Let $K=\mathbb{Q}[\alpha]$ where $\alpha$ is integral over $\mathbb{Z}$ such that the Galois hull of $K$ can be embedded in $\mathbb{R}$. Let $S=\mathbb{Z}[\alpha]$. Let $x_1, \ldots , x_n$ be a $\mathbb{Q}$-basis of $K$ and let $f: K \to \mathbb{Q}$ be a $\mathbb{Q}$-linear map such that $f(x_i \cdot x_j)=\delta_{ij}$ where $\delta_{ij}$ is the Kronecker delta.

Is it true that the $\mathbb{Z}$-module generated by $x_1, \ldots, x_n$ is closed under multiplication by elements of $S$?

  • $\begingroup$ Why do you make the assumption that the Galois closure (what I suppose you meant by Galois hull) of $K$ over $\mathbf Q$ is in the real numbers? $\endgroup$
    – KConrad
    Apr 15, 2014 at 16:50
  • $\begingroup$ You are specifying $f$ at all $x_i\cdot x_j$ which is more than $n$ in number, exceeding the degree of $K$; how can you guarantee such a linear map exists? $\endgroup$ Apr 17, 2014 at 10:37
  • $\begingroup$ @KConrad: I just need to consider this case, so I thought this assumption might help. @P Vanchinathan: I can't. The existence is meant as an assumption. $\endgroup$
    – Hans
    Apr 24, 2014 at 19:34
  • $\begingroup$ @P Vanchinathan: The conditions imposed via $f$ mostly constrain the choice of generators $x_i$, and these can be changed by an integer unimodular transformation without changing the lattice (or the field). Triangular matrices alone already give us $n(n-1)/2$ degrees of freedom. The remaining conditions then mostly say that the lattice is "nice". Working through examples, for fixed $n$, I always ended up with only one condition on (a defining polynomial for) $K$. $\endgroup$
    – GNiklasch
    Apr 25, 2014 at 7:32

1 Answer 1


When $\alpha$ is fixed at the beginning, this is not always true, and it doesn't matter whether $K$ is or isn't totally real.

Note first that any full-rank lattice in any number field admits some order of the field as endomorphisms. (Proof: The action of any algebraic integer $y$ generating the field on the lattice $\sum x_i \mathbb{Z}$ by multiplication takes each $x_j$ to a rational linear combination of the $x_i$. Let $N$ be the common denominator of the $n^2$ rational coefficients.

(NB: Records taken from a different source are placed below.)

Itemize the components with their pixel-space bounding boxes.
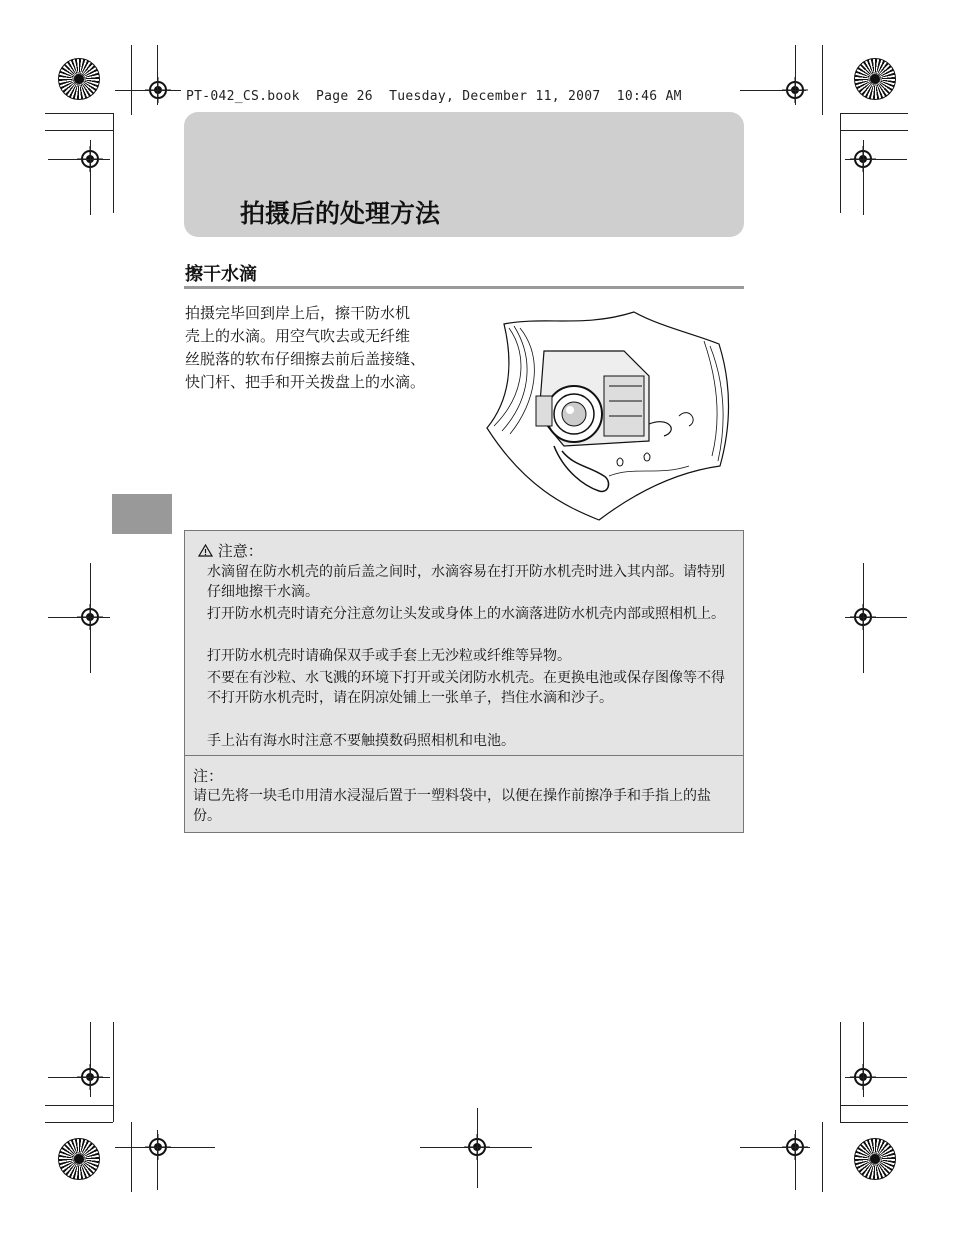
registration-star-icon xyxy=(854,58,896,100)
note-title: 注： xyxy=(193,767,224,785)
intro-paragraph xyxy=(185,302,470,394)
registration-star-icon xyxy=(58,58,100,100)
caution-item: 打开防水机壳时请充分注意勿让头发或身体上的水滴落进防水机壳内部或照相机上。 xyxy=(207,606,725,622)
page-title: 拍摄后的处理方法 xyxy=(240,199,441,228)
caution-item: 手上沾有海水时注意不要触摸数码照相机和电池。 xyxy=(207,733,515,749)
registration-star-icon xyxy=(58,1138,100,1180)
book-header-info: PT-042_CS.book Page 26 Tuesday, December 11, 2007 10:46 AM xyxy=(186,89,682,104)
caution-title: 注意： xyxy=(217,542,263,560)
section-heading: 擦干水滴 xyxy=(185,264,257,285)
caution-item: 不要在有沙粒、水飞溅的环境下打开或关闭防水机壳。在更换电池或保存图像等不得不打开防水机壳时，请在阴凉处铺上一张单子，挡住水滴和沙子。 xyxy=(207,670,725,706)
warning-triangle-icon xyxy=(198,544,213,557)
chapter-side-tab xyxy=(112,494,172,534)
note-text: 请已先将一块毛巾用清水浸湿后置于一塑料袋中，以便在操作前擦净手和手指上的盐份。 xyxy=(193,788,711,824)
camera-in-towel-illustration xyxy=(484,306,734,524)
intro-line: 拍摄完毕回到岸上后，擦干防水机 xyxy=(185,304,411,322)
section-divider xyxy=(184,286,744,289)
caution-heading xyxy=(198,540,263,561)
caution-item: 水滴留在防水机壳的前后盖之间时，水滴容易在打开防水机壳时进入其内部。请特别仔细地擦干水滴。 xyxy=(207,564,725,600)
registration-star-icon xyxy=(854,1138,896,1180)
intro-line: 丝脱落的软布仔细擦去前后盖接缝、 xyxy=(185,350,426,368)
intro-line: 快门杆、把手和开关拨盘上的水滴。 xyxy=(185,373,426,391)
intro-line: 壳上的水滴。用空气吹去或无纤维 xyxy=(185,327,411,345)
caution-item: 打开防水机壳时请确保双手或手套上无沙粒或纤维等异物。 xyxy=(207,648,571,664)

Then $Ny$ takes each $x_j$ to an integer linear combination of the $x_i$, and thus all of $\mathbb{Z}[Ny]$ takes the lattice into itself. Of course, a larger order might still work, too.)

So if you want to conclude that a particular given $\mathbb{Z}[\alpha]$ works, you'll need to impose a condition on the lattice which explicitly depends on $\alpha$, not merely on the multiplication in $K$.

The condition $f(x_i \cdot x_j) = \delta_{ij}$ does admit nontrivial examples. I found one by looking at quadratic fields and trying $x_1=1$ and algebraic integer $x_2$; then $f(1\cdot x_2)=0$ and $f(1^2)=f(x_2^2)=1$ force $x_2^2-ax_2-1=0$ for some $a$, and $a=8$ produces (the unit ideal of) the non-maximal order $\mathbb{Z}[\sqrt{17}]$. This is not a fractional ideal of the maximal order: Multiplication by the algebraic integer $\alpha=(1+\sqrt{17})/2$ does not preserve the lattice. Had we started from $\alpha=\sqrt{17}$ instead, the same lattice and the same $f$ would have worked.

In higher degrees, a power base $(x_1,x_2,x_3,\ldots) = (1,x,x^2,\ldots)$ for the lattice never admits such an $f$ when $n\ge3$, because we'd get $0 = f(1\cdot x_3) = f(1\cdot x^2) = f(x_2\cdot x_2) = 1$, but this obstacle can be avoided by passing to another base of the same lattice. When I start from $x_1=1$ and algebraic integer $x_2$, I always seem to end up with one relation among the coefficients of the defining polynomial of $x_2$. This puts a mild constraint on $K$, but not much of an additional constraint on the lattice. And it implies nothing about the relationship between the lattice and a given $\alpha$.